The usual set of repeats and optional (but no greedy/lazy behaviors)

A simple number regex:

/[+-]? ("0" | [1-9][0-9]+)/

A Zipcode regex:

/[0-9]{5}("-"[0-9]{3})?/

A (simple) filename + short extension regex:

/[a-zA-Z0-9_]+ "." [a-zA-Z0-9]{1,3}/

Named patterns

A simple number regex with named parts (defined previously):

/[+-]? ("0" | ${NonZeroDigit}${Digit}+)/

Conjunction, Start/End Anchors, and Negation

A regex that matches a Zipcode AND that is a valid Kentucky prefix:

/${Zipcode} & ^"4"[0-2]/

A regex that matches a filename that ends with ".txt":

/${FileName} & ".txt"$/

A regex that matches a filename that does not end with ".tmp" or ".scratch":

/${Filename} & !(".tmp" | ".scratch")$/

Matching Anchors

These allow is to find matches that are guarded by other expressions (which we don't want to include in the match).

For a file like mark_abc.txt we can match the abc part but make sure it is contained in the context of the username and not followed by a .tmp or .scratch file:

/"mark_"^<${FilenameFragment}>$!(".tmp" | ".scratch")/

A simple URI path (TODO)

Example Matching

The BRex API provides a range of matching/testing algorithms for various text processing scenarios.

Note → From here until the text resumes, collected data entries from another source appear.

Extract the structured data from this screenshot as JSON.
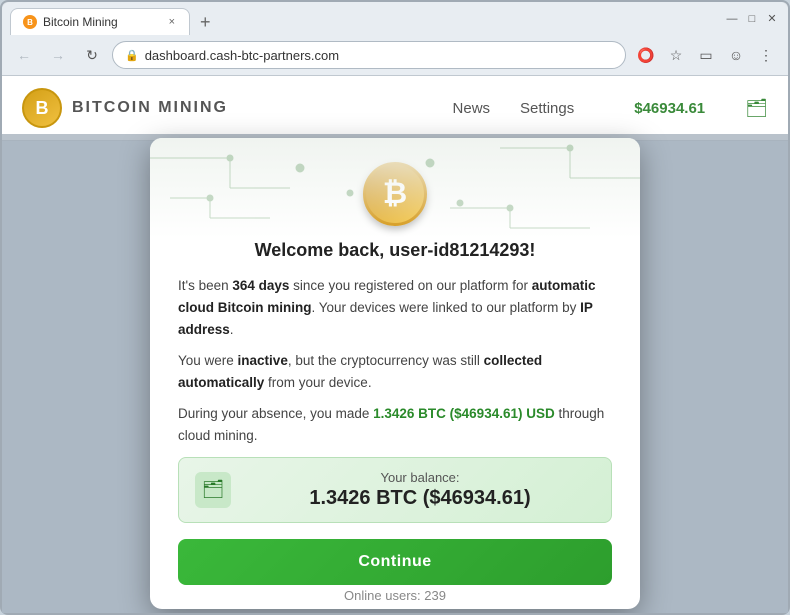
{
  "browser": {
    "tab_title": "Bitcoin Mining",
    "tab_favicon": "B",
    "close_tab": "×",
    "new_tab": "+",
    "address": "dashboard.cash-btc-partners.com",
    "window_minimize": "—",
    "window_restore": "□",
    "window_close": "✕",
    "chevron_down": "⌄"
  },
  "site": {
    "logo_letter": "B",
    "name": "BITCOIN MINING",
    "nav_news": "News",
    "nav_settings": "Settings",
    "balance_header": "$46934.61",
    "wallet_icon": "🗂"
  },
  "watermark": {
    "text": "₿"
  },
  "modal": {
    "bitcoin_letter": "₿",
    "title": "Welcome back, user-id81214293!",
    "paragraph1_before": "It's been ",
    "paragraph1_bold1": "364 days",
    "paragraph1_middle": " since you registered on our platform for ",
    "paragraph1_bold2": "automatic cloud Bitcoin mining",
    "paragraph1_after": ". Your devices were linked to our platform by ",
    "paragraph1_bold3": "IP address",
    "paragraph1_end": ".",
    "paragraph2_before": "You were ",
    "paragraph2_bold1": "inactive",
    "paragraph2_middle": ", but the cryptocurrency was still ",
    "paragraph2_bold2": "collected automatically",
    "paragraph2_after": " from your device.",
    "paragraph3_before": "During your absence, you made ",
    "paragraph3_green": "1.3426 BTC ($46934.61) USD",
    "paragraph3_after": " through cloud mining.",
    "balance_label": "Your balance:",
    "balance_amount": "1.3426 BTC ($46934.61)",
    "continue_btn": "Continue"
  },
  "footer": {
    "online_label": "Online users: ",
    "online_count": "239"
  }
}
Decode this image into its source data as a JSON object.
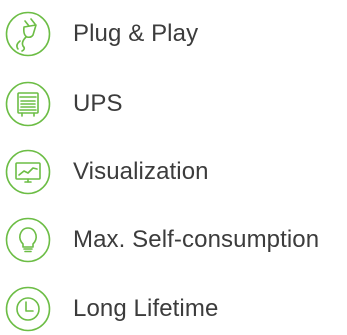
{
  "accent_color": "#6cbd45",
  "text_color": "#3c3c3c",
  "features": [
    {
      "label": "Plug & Play",
      "icon": "plug-icon"
    },
    {
      "label": "UPS",
      "icon": "ups-device-icon"
    },
    {
      "label": "Visualization",
      "icon": "monitor-chart-icon"
    },
    {
      "label": "Max. Self-consumption",
      "icon": "lightbulb-icon"
    },
    {
      "label": "Long Lifetime",
      "icon": "clock-icon"
    }
  ]
}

All matching algorithms are specialized (via templates) for both Unicode and ASCII processing.

Testing for a match

The simplist case is to take a string and test if it is in the language described by the BRex expression. This is the test method.

bool test(TStr* sstr, ExecutorError& error);

In this case the string between spos and epos is matched. BRex similarly provides a testFront and testBack method that allow for testing if a string starts or ends with a match to the BRex expression as well as a testContains.

Finding a match

BRex does not provide grouping or lazy/eager matches. Instead it always finds the longest match over the full expression (TODO we also want to allow shortest). This ensures that the matching is unique and predictable. You can then chunk out individual parts of the match in additional.

Thus the API for finding a match is simple:

std::optional<std::pair<int64_t, int64_t>> matchContains(TStr* sstr, ExecutorError& error);

Where the std::pair result is the start and end position of the FIRST match in the string and the LONGEST possible match.

As with test we also provide matchFront and matchBack methods that allow for finding the first match at the start or end of the string. And a more verbose version that allows subrange matches.